The Softmax function is typically used in the final layer of a neural network for multi-class classification tasks, where the goal is to assign an input to one of several possible classes. The class with the highest probability outputted by the Softmax function is usually considered the predicted class.

It is important to note that the Softmax function is sensitive to outliers and large input values, which can lead to numerical instability. This issue can be mitigated by subtracting the maximum input value from each input vector element, known as “logit shifting” or “logit scaling,” before applying the Softmax function. This helps prevent numerical overflow or underflow.
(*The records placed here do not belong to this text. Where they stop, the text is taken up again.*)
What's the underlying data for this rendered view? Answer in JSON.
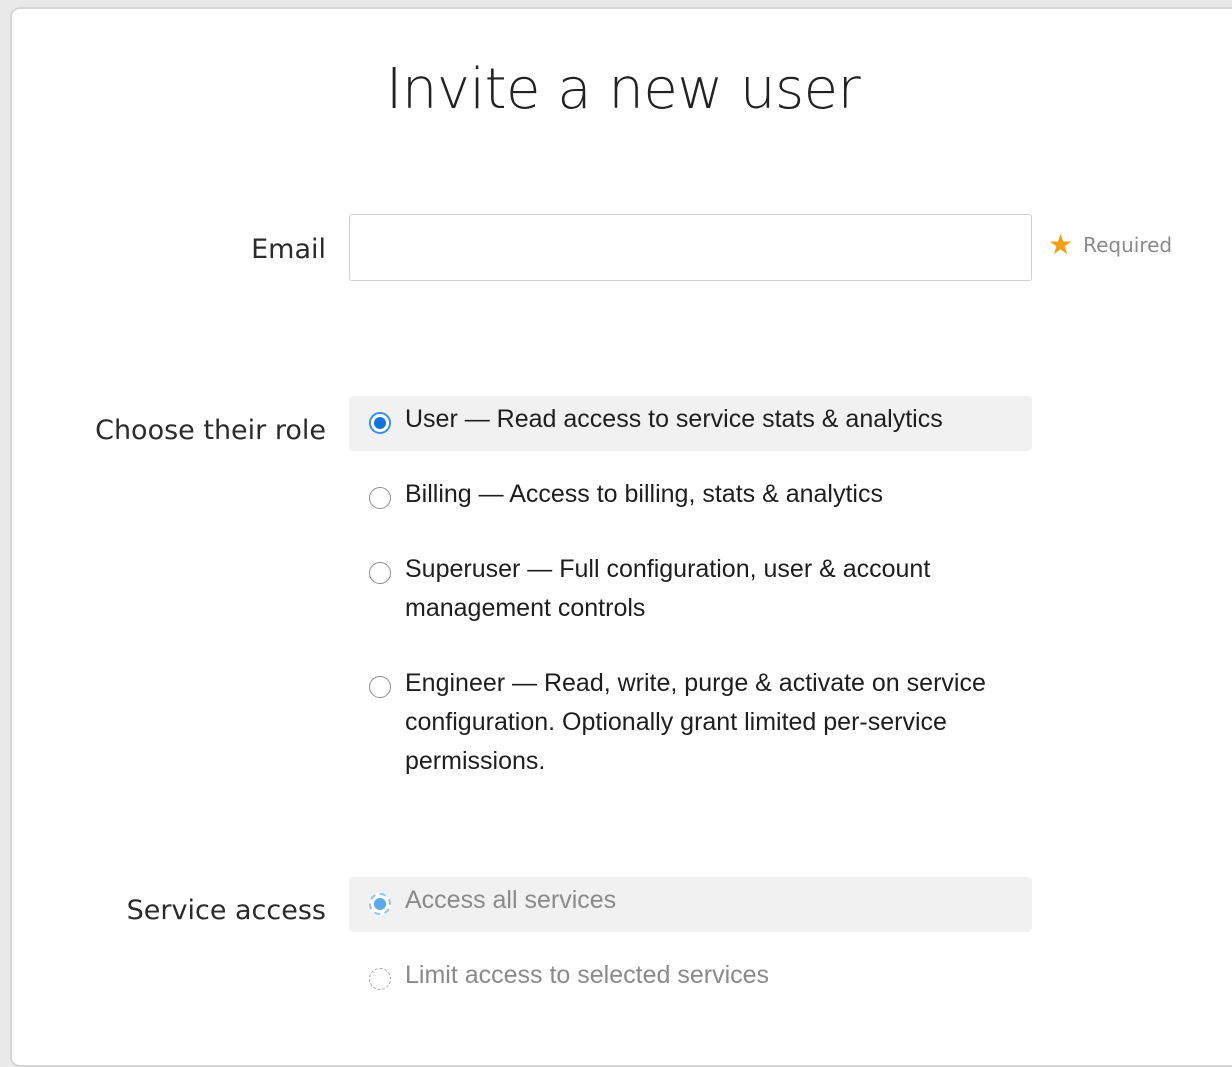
{
  "title": "Invite a new user",
  "email": {
    "label": "Email",
    "value": "",
    "placeholder": "",
    "required_label": "Required",
    "required_icon": "star-icon"
  },
  "role": {
    "label": "Choose their role",
    "options": [
      {
        "text": "User — Read access to service stats & analytics",
        "checked": true
      },
      {
        "text": "Billing — Access to billing, stats & analytics",
        "checked": false
      },
      {
        "text": "Superuser — Full configuration, user & account management controls",
        "checked": false
      },
      {
        "text": "Engineer — Read, write, purge & activate on service configuration. Optionally grant limited per-service permissions.",
        "checked": false
      }
    ]
  },
  "service_access": {
    "label": "Service access",
    "options": [
      {
        "text": "Access all services",
        "checked": true,
        "disabled": true
      },
      {
        "text": "Limit access to selected services",
        "checked": false,
        "disabled": true
      }
    ]
  },
  "colors": {
    "accent": "#1273de",
    "required_star": "#f2a012",
    "selected_bg": "#f1f1f1"
  }
}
Overall, the Softmax function is a fundamental tool in multi-class classification tasks, enabling the neural network to provide a probabilistic interpretation of its predictions.

5. Leaky ReLU activation function

The Leaky ReLU (Rectified Linear Unit) is a variant of the ReLU activation function that addresses the “dead ReLU” problem. The Leaky ReLU introduces a small slope for negative inputs, allowing the neurons to have a non-zero output even when the input is negative. This helps mitigate the “dead” or non-responsive neurons in regular ReLU.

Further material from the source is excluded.